SPEARFISH — When Phil and Stephanie Rebsom announced in March that they planned to retire as owner/operators of the Sears Hometown store in Spearfish, it seemed possible that the appliance and home supply store would need to find a new home to continue serving the Black Hills. But thanks to a creative agreement between building owner Mark Kazmer and Sears Hometown corporate offices, it looks like the store is here to stay.
“It was never totally planned for being shut down,” Kazmer explained. “Sears was always trying to find a new owner/operator for it.”
Kazmer said that when the Rebsoms decided to retire from the business, it left a management gap, which would need to be filled if they wanted the Hometown store to remain in Spearfish.
“All along, Sears was very adamant that Spearfish was an important market to them and it’s expensive for any retail operation to move, so their hopes were always to stay in that location,” he said.
“If we have the opportunity to stay in the market, we want to,” added Robert Sanstra, manager of real estate contracts and new stores for Hometown stores. “Typically, we would bridge the gap with a month-to-month occupancy agreement that we utilize while we actively identify and approve a local individual to take over the business.”
But with competition for business heavy in the area, Sanstra said the company broke with tradition and agreed to sign a three-year contract with Kazmer to secure the prime location with the option to transfer the lease once a new owner/operator is found.
“If it wasn’t a viable business opportunity, we wouldn’t be there,” he said. “This is definitely a one-off situation and it took some creativity from both sides to continue, but we don’t want to leave a market if we don’t have to.”
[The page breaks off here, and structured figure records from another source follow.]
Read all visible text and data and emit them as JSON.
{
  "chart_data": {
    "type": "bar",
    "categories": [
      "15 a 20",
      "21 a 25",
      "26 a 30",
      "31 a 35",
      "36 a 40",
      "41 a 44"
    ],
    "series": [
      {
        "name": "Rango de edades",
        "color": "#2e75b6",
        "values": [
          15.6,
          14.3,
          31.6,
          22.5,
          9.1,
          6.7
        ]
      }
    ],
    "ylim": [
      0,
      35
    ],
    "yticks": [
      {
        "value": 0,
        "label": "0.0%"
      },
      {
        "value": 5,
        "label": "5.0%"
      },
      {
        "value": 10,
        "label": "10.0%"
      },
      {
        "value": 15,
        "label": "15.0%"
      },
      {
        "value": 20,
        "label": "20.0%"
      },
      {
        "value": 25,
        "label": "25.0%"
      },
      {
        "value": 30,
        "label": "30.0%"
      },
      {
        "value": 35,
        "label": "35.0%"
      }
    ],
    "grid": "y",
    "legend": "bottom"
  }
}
Sanstra explained that Hometown Stores are their own entity, which leases the Sears brand name, so it’s important that their stores be managed and operated by local individuals to provide the best service for each unique community.
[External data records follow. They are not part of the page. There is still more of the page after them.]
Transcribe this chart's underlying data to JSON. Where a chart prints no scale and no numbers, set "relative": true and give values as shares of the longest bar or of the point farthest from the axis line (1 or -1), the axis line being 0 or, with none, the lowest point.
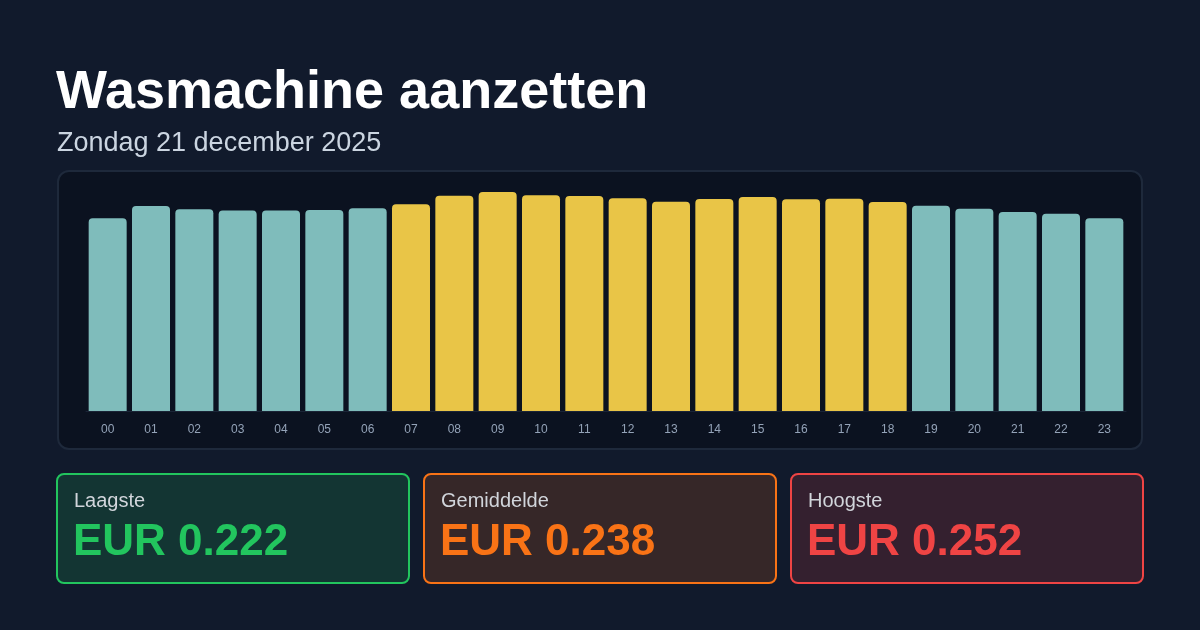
{
  "chart_data": [
    {
      "type": "bar",
      "title": "Wasmachine aanzetten",
      "subtitle": "Zondag 21 december 2025",
      "categories": [
        "00",
        "01",
        "02",
        "03",
        "04",
        "05",
        "06",
        "07",
        "08",
        "09",
        "10",
        "11",
        "12",
        "13",
        "14",
        "15",
        "16",
        "17",
        "18",
        "19",
        "20",
        "21",
        "22",
        "23"
      ],
      "values": [
        0.88,
        0.936,
        0.921,
        0.915,
        0.915,
        0.918,
        0.926,
        0.944,
        0.983,
        1,
        0.985,
        0.982,
        0.971,
        0.956,
        0.968,
        0.977,
        0.967,
        0.969,
        0.954,
        0.937,
        0.924,
        0.909,
        0.901,
        0.88
      ],
      "colors": [
        "#7fbcbb",
        "#7fbcbb",
        "#7fbcbb",
        "#7fbcbb",
        "#7fbcbb",
        "#7fbcbb",
        "#7fbcbb",
        "#e9c547",
        "#e9c547",
        "#e9c547",
        "#e9c547",
        "#e9c547",
        "#e9c547",
        "#e9c547",
        "#e9c547",
        "#e9c547",
        "#e9c547",
        "#e9c547",
        "#e9c547",
        "#7fbcbb",
        "#7fbcbb",
        "#7fbcbb",
        "#7fbcbb",
        "#7fbcbb"
      ],
      "relative": true
    },
    {
      "type": "other",
      "title": "Laagste",
      "annotations": [
        "EUR 0.222"
      ],
      "color": "#22c55e"
    },
    {
      "type": "other",
      "title": "Gemiddelde",
      "annotations": [
        "EUR 0.238"
      ],
      "color": "#f97316"
    },
    {
      "type": "other",
      "title": "Hoogste",
      "annotations": [
        "EUR 0.252"
      ],
      "color": "#ef4444"
    }
  ]
}
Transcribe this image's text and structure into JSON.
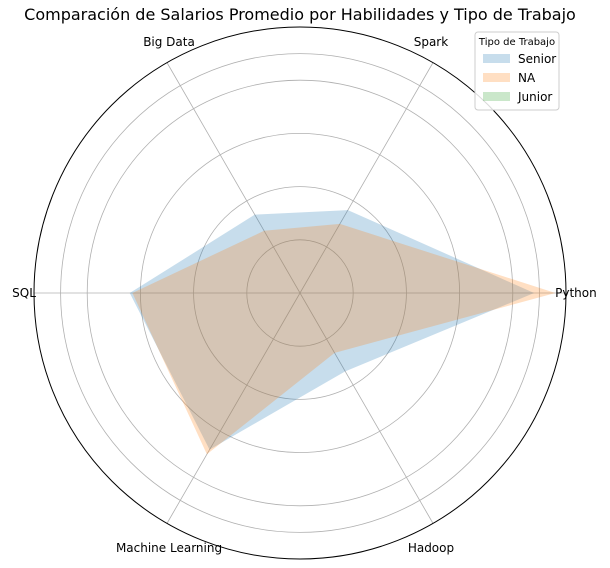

“The business is designed for an owner/operator to be, obviously, local,” he said. “We want somebody to be involved with the day-in, day-out operations.
Sanstra said Sears Hometown Store branches operate as a dealer program so there’s no franchising fees charged to the owner.
“Once we approve an owner candidate, they go through a full background and credit check; they don’t have to have any overhead for merchandise inventory, we provide it all, and we pay them a commission based on what they sell,” he said.
Sanstra said that new owners typically pay around $15,000 up front for any fixtures and equipment the previous owners had in the building.
Until a new owner/operator is identified, Sanstra said they typically work with a transition store manager, who floats from store to store to keep things running. Any current employees of the store would then be interviewed and considered to remain, or, if additional staff is needed, the transition manager would conduct interviews and hire to fill positions. Once a new owner/operator is found, they may keep the staff on hand, or bring in their own personnel.
Sanstra said Sears Hometown stores are on a path to open between 150 – 200 new stores across the country over the next two years.
“Unfortunately, a lot of people still don’t associate Hometown with being locally owned and operated, … but we’re trying to change that perspective, and over the course of the next two years, I think we’re going to be able to do that.”